Doğadayım, tam ortasında ama yalnız değilim. Duyuyorum, cıvıltıları, hırıltıları, suya batıp çıkanları. Ucu bucağını göremediğim bir deniz var önümde mavinin her tonuna hakim ve birazda yeşil. Hayatımda hiç duymadığım kuş sesleri ‘hoş geldin’ diyorlar, tüm doğa selamlıyor sanki, deniz önüme hali olmuş gibi. Önce bir yengeç sürüsü sudan çıkıp karşılıyor beni, sonra kelebekler saçlarımı toplayıp toka oluyorlar başıma. Arkamdan bir sincap itiyor beni suya, başımı sokmuyorum kelebekler ya boğulursa…
Balıklar, rengârenk balıklar, sarıyor etrafımı sanki her biri öpüyor her bir yanımı ve sudan çıkıyorum. Üzerimde dünyada görülmemiş, sanat eseri olacak değerde bir elbise, maviden yeşile, pul pul, ışıl ışıl, straplez, ayak bileklerinde bitiyor terzi balıklarının tasarımına göre. Bir papağan türü olduğunu düşündüğüm kıpkırmızı bir kuş kendi rengine yaraşır bir kirazı, tadından anladığım kadarıyla, bırakıyor dudaklarıma, saçlarım dalga dalga, deniz ise dümdüz hala…
Kim olsa aklını kaçırır burada, dünyanın meçhulünde, bir başına, kendisine ait olmayan bir yerde. Ancak benim aklım başımda ve bu olanlar değil rüya, ben ufakken dedem derdi ‘insanın kalbi neredeyse evi de orada’ iste benim kalbim senelerdir buralarda , yabancı değilim bu ormana.
İniyor gökten ayaklarıma bulutlar lapa lapa, seçiyorum birini sanki tanıdık gibi. Ayaklarımı yerden kesen gerçekten de bir bulut olacakmış meğerse.
‘Selam’ diyor.
Şoktayım, ‘Selam diyorum bende , sonra peşi sıra yapıştırıyorum soruları;
Neredeyim?, nasıl geldim?, bu elbisem, saçlarım, kelebekler, sen, ben, nasil!?
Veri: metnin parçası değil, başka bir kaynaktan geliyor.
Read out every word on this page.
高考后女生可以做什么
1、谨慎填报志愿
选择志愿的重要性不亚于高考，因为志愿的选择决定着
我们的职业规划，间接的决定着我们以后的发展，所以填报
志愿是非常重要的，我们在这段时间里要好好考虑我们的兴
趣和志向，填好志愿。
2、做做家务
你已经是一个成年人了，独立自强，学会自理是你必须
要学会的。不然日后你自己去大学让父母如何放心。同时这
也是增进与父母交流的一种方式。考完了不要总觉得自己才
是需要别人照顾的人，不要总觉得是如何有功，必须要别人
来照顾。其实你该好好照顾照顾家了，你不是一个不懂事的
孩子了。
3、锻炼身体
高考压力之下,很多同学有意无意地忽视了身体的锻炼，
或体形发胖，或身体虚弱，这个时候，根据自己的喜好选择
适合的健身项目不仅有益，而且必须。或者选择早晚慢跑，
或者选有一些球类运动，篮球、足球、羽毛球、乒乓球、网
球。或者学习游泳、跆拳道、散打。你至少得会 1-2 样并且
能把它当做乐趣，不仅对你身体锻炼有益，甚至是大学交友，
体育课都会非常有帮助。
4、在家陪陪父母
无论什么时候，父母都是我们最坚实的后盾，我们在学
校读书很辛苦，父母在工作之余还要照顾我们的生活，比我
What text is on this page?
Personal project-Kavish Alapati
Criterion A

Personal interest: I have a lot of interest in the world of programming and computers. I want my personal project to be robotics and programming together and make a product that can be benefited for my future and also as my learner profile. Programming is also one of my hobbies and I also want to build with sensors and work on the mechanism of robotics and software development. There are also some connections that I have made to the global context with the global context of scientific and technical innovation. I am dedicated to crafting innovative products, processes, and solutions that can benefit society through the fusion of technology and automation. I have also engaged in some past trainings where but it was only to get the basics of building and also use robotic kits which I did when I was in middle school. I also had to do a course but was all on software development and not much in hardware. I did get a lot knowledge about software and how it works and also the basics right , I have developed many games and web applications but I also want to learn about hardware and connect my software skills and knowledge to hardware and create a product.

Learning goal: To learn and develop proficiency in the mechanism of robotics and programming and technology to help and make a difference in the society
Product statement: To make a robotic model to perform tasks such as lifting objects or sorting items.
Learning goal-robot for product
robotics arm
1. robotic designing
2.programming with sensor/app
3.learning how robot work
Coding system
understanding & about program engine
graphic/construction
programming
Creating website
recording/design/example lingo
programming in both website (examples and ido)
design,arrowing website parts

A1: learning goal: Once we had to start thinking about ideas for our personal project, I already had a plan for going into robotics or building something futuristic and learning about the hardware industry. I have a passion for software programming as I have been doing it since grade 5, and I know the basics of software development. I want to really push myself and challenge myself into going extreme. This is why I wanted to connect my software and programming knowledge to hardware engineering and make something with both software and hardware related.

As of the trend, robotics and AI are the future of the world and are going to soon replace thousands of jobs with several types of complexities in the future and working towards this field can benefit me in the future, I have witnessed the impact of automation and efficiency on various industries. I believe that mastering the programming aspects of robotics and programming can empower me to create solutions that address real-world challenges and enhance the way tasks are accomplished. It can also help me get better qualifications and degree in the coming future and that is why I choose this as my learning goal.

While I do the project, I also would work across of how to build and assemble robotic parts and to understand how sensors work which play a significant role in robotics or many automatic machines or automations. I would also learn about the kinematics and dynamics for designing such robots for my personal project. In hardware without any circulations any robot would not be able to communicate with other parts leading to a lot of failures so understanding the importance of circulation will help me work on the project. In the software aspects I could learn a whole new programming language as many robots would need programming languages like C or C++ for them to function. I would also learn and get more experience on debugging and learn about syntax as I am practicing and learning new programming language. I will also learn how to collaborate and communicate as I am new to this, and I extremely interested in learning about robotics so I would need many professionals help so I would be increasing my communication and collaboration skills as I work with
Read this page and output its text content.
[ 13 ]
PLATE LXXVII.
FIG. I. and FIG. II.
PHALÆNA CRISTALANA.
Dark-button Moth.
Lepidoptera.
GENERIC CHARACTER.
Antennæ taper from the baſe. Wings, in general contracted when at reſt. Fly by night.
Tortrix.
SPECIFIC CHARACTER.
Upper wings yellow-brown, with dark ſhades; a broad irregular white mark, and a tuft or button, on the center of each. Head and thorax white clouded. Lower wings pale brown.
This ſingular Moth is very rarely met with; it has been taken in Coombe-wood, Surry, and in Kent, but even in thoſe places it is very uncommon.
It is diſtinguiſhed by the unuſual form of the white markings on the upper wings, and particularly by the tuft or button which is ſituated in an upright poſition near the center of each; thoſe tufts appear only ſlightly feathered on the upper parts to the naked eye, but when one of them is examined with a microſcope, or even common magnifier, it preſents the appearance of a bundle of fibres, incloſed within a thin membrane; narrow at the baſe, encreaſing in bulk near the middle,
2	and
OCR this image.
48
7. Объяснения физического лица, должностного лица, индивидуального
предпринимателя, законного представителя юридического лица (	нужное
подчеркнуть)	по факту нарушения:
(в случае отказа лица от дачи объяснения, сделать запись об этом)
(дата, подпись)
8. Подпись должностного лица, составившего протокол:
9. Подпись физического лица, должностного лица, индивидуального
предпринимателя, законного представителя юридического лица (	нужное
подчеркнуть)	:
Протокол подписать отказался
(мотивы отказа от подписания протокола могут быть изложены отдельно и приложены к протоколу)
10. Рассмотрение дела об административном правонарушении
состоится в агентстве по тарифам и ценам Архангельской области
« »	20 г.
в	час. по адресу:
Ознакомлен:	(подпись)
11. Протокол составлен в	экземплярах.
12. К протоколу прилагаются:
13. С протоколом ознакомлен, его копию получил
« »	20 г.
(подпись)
‘Sus’ dedi ve ekledi ‘Dünyada göründüğü gibi olan tek insan sen kaldın burası da senin ödülün. En basit örnek olarak bana bakmanı istiyorum , bak!
Bakiyorum…?
Ne görüyorsun?
Pamuk gibisin , yumuşacık, sanki üflersem uçacaksın, aslında zaten uçuyorsun, uçuyoruz, sahi nasıl oluyor?
İşte tamda bundan bahsediyorum , pamuk gibi gözüküyorum ama nerden baksan yüz fil ağırlayınca bir gülleyim. Sen ise neysen osun saf ve temiz, bir tek sen! Başkası değil, bir karınca bile değil, annen bile… dedi ve devam ettik gökyüzünde süzülmeye.
Bir sürü şey daha anlattı ancak doğanın muhteşemliğinden ve bir şekilde aklıma kazımaya çalışmaktan başka bir şey yapmak istemiyordum, o yüzden ne onu onaylayacak yanıtlar verdim ne de başka bir şey, fakat bir konuda haklıydı, göründüğü gibi olan varsa da olduğu gibi gözükmekten ödü kopan milyarlarca insan vardı ve hatta dediğine göre, altı milyar insan artı tüm doğa eşittir bendim.
Bir gün mutlaka ama mutlaka, o derme çatma, tek gözlü, benim için dünyanın en sıcak yuvası, kapısı bile olmayan evimizden bir şekilde çıkacak ve kendi sıcak yuvamı bulacak, yirtik pırtık pantolonumun, hırpani hırkamın, bana ait olan sadece bu ikisi vardı, yerine yenilerinin geleceğini, sürekli yalın ayak dolaşmak zorunda olmamın bir gün avantaja dönüşeceğini biliyordum ve hülyalarımda hep bu yeniliklerin bekçisi olurdum. Şimdi ise bir bulutun üzerinde, hemde uyanıkken, kelebeklerle bezenmiş salınan saçlarım, balık pullarıyla bileklerime kadar inen muazzam elbisem ve yine çıplak ama saf ayaklarımla ya sıcacık kumlardayım ya da şuan olduğu gibi doğanın semalarında süzülüyorum usulca…
Ben doğru kalan son insan, bu da benim yaşadığım rüyam, bana evrenden armağan.